After the Plague
- First edition (US)
- Author: T. C. Boyle
- Language: English
- Genre: Short stories
- Publisher: Viking Adult (US) Bloomsbury Publishing (UK)
- Publication date: September 10, 2001
- Media type: Print, e-book, audiobook
- Pages: 256 pages
- ISBN: 978-0-670-03005-7

= After the Plague =

2001 collection of short stories by T. C. Boyle

After the Plague is a 2001 collection of short stories by T. C. Boyle. The book was released on September 10, 2001 through Viking Adult and contains sixteen stories, some of which were previously published in The New Yorker, O. Henry Prize Stories, and The Best American Short Stories.

==Synopsis==
The collected stories range in subject matter, from the apocalyptic titular story "After the Plague" to "Peep Hall", which centers on a man discovering a website that streams live footage of a local house full of women. Other stories feature themes such as bullying and first love.

===Stories in volume===

- "Termination Dust"
- "She Wasn't Soft"
- "Killing Babies"
- "Captured by the Indians"
- "Achates McNeil"
- "Mexico"
- "The Love of My Life"
- "Rust"
- "Peep Hall"
- "Going Down"
- "Friendly Skies"
- "The Black and White Sisters"
- "Death of the Cool"
- "My Widow"
- "The Underground Gardens"
- "After the Plague"

==Reception==
Critical reception for the collection was mostly positive.
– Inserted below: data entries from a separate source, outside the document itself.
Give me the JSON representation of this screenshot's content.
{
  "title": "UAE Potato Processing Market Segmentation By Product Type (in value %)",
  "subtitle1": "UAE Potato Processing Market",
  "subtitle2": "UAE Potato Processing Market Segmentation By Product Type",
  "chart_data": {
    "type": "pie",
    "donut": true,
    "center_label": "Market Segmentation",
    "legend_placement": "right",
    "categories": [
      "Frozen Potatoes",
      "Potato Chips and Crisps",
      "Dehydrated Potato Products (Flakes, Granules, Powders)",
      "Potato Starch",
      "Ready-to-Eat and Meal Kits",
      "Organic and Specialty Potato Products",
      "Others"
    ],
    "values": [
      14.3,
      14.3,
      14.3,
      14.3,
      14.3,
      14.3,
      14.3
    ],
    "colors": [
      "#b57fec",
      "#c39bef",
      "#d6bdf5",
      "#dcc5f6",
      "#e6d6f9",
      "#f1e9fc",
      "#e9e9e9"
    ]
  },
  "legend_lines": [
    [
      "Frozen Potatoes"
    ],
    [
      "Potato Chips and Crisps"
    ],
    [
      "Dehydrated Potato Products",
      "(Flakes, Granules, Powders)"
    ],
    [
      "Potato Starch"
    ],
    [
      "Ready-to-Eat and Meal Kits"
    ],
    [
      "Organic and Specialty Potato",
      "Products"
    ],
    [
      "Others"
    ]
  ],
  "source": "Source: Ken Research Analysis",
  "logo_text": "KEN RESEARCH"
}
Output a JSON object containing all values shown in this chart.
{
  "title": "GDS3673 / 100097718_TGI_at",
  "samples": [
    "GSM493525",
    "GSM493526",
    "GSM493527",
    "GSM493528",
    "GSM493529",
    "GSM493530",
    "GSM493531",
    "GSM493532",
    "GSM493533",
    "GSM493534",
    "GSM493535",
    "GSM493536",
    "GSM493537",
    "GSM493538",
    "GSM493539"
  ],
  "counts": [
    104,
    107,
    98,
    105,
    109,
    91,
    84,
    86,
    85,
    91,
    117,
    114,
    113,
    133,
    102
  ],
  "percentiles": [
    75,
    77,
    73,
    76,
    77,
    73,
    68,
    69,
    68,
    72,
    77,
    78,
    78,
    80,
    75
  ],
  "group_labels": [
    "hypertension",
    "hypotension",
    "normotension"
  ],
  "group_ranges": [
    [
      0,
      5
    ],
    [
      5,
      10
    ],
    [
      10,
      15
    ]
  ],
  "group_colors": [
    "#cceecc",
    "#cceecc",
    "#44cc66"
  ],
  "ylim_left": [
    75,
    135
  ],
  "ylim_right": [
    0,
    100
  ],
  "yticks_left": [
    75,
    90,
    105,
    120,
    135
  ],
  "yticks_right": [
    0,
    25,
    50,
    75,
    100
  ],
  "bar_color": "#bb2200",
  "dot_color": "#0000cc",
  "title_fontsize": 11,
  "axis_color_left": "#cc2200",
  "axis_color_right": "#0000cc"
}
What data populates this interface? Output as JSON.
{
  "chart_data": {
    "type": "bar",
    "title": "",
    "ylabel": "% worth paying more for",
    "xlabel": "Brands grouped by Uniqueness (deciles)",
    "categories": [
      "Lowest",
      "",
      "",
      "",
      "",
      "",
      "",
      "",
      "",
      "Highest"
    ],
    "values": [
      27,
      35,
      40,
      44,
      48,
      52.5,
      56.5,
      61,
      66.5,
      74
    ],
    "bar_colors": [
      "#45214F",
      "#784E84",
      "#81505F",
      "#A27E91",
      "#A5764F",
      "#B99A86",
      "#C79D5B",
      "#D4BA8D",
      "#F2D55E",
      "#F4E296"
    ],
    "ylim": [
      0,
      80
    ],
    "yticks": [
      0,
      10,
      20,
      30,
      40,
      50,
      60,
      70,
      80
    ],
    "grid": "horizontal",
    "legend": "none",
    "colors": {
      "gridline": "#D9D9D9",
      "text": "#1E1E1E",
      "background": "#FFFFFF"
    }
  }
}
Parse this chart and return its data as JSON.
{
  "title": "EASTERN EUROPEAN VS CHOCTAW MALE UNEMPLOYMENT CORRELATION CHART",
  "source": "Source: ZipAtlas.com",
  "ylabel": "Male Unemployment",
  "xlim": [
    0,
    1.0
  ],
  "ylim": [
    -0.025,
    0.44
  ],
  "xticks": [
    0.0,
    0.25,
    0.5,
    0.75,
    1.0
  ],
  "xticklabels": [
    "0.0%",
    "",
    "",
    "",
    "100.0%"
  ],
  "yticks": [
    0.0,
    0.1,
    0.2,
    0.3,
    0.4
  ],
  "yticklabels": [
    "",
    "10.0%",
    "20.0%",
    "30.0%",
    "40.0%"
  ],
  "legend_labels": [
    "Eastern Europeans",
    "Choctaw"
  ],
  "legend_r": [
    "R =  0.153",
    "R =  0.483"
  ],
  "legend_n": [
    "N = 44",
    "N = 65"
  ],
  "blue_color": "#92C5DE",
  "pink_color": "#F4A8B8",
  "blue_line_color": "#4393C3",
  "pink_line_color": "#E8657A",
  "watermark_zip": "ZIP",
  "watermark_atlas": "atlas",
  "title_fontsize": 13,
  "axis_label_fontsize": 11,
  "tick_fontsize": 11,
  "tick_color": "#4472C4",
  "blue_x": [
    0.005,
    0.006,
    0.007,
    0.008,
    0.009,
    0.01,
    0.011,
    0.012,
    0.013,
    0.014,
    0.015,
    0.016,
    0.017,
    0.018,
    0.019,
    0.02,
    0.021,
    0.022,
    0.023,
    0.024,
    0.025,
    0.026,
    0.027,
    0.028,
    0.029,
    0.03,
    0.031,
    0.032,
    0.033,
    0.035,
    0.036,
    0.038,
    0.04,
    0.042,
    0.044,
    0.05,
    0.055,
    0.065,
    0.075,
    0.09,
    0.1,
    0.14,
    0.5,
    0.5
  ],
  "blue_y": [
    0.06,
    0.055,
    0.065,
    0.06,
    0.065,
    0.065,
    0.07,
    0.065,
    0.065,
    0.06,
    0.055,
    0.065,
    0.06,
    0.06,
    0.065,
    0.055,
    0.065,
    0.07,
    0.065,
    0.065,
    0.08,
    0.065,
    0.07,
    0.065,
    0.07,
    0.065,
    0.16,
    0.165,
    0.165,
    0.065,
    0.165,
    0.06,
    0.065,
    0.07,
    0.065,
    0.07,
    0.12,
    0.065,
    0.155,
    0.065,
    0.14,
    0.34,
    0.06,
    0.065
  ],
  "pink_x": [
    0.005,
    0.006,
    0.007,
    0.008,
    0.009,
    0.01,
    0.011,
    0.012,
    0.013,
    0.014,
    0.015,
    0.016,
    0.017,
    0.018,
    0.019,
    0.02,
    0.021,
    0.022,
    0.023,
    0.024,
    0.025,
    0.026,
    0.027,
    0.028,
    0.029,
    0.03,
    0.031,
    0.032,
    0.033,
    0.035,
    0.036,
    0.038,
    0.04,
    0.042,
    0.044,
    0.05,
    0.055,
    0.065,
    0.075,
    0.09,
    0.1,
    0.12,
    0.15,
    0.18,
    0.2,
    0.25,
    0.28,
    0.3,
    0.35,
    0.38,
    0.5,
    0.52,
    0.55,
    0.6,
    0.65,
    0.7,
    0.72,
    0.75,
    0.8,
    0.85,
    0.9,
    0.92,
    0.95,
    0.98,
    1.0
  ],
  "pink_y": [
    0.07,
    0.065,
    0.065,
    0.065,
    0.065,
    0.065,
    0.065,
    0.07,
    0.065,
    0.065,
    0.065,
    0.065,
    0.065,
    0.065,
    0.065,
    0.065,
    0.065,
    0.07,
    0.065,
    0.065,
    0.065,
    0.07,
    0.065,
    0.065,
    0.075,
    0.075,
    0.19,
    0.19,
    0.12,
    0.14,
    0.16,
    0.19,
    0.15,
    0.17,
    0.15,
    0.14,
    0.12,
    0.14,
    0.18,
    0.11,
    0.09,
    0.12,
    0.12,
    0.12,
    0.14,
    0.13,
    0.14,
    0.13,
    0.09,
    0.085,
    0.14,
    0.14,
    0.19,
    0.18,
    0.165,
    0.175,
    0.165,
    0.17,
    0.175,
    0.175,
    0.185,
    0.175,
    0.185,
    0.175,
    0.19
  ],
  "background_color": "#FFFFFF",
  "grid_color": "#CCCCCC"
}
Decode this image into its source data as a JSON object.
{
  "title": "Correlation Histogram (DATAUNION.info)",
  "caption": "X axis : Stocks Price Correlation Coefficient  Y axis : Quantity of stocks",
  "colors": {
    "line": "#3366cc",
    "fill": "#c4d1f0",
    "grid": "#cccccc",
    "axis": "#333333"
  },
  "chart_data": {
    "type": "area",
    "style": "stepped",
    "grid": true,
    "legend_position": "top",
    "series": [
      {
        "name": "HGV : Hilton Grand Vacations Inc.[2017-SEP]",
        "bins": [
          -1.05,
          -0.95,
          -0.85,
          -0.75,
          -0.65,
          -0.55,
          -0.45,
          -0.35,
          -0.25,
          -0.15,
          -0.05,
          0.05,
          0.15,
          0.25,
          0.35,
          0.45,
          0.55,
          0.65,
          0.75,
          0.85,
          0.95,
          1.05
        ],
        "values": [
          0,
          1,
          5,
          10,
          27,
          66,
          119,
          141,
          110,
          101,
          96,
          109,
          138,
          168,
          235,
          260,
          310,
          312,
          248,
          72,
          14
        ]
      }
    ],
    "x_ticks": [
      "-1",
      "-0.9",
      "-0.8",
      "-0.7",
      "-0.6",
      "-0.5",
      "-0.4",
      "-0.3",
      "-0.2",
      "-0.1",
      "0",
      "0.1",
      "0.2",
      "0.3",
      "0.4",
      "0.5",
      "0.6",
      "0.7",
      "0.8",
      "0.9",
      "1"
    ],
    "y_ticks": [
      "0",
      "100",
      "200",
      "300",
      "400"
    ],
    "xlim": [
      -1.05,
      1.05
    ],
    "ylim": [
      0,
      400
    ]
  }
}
Sven Birkerts, reviewing for The New York Times, gave a mostly positive review to After the Plague, stating that he enjoyed the collection but that at times the characters overwhelm the stories and "subvert the deeper claims of the work". The Guardian praised the collection, noting that "Boyle writes so beautifully that it always feels natural, never forced." The Lexington Herald-Leader gave a more mixed review, opining that although the stories are "artfully woven" they are also "plagued by illogic".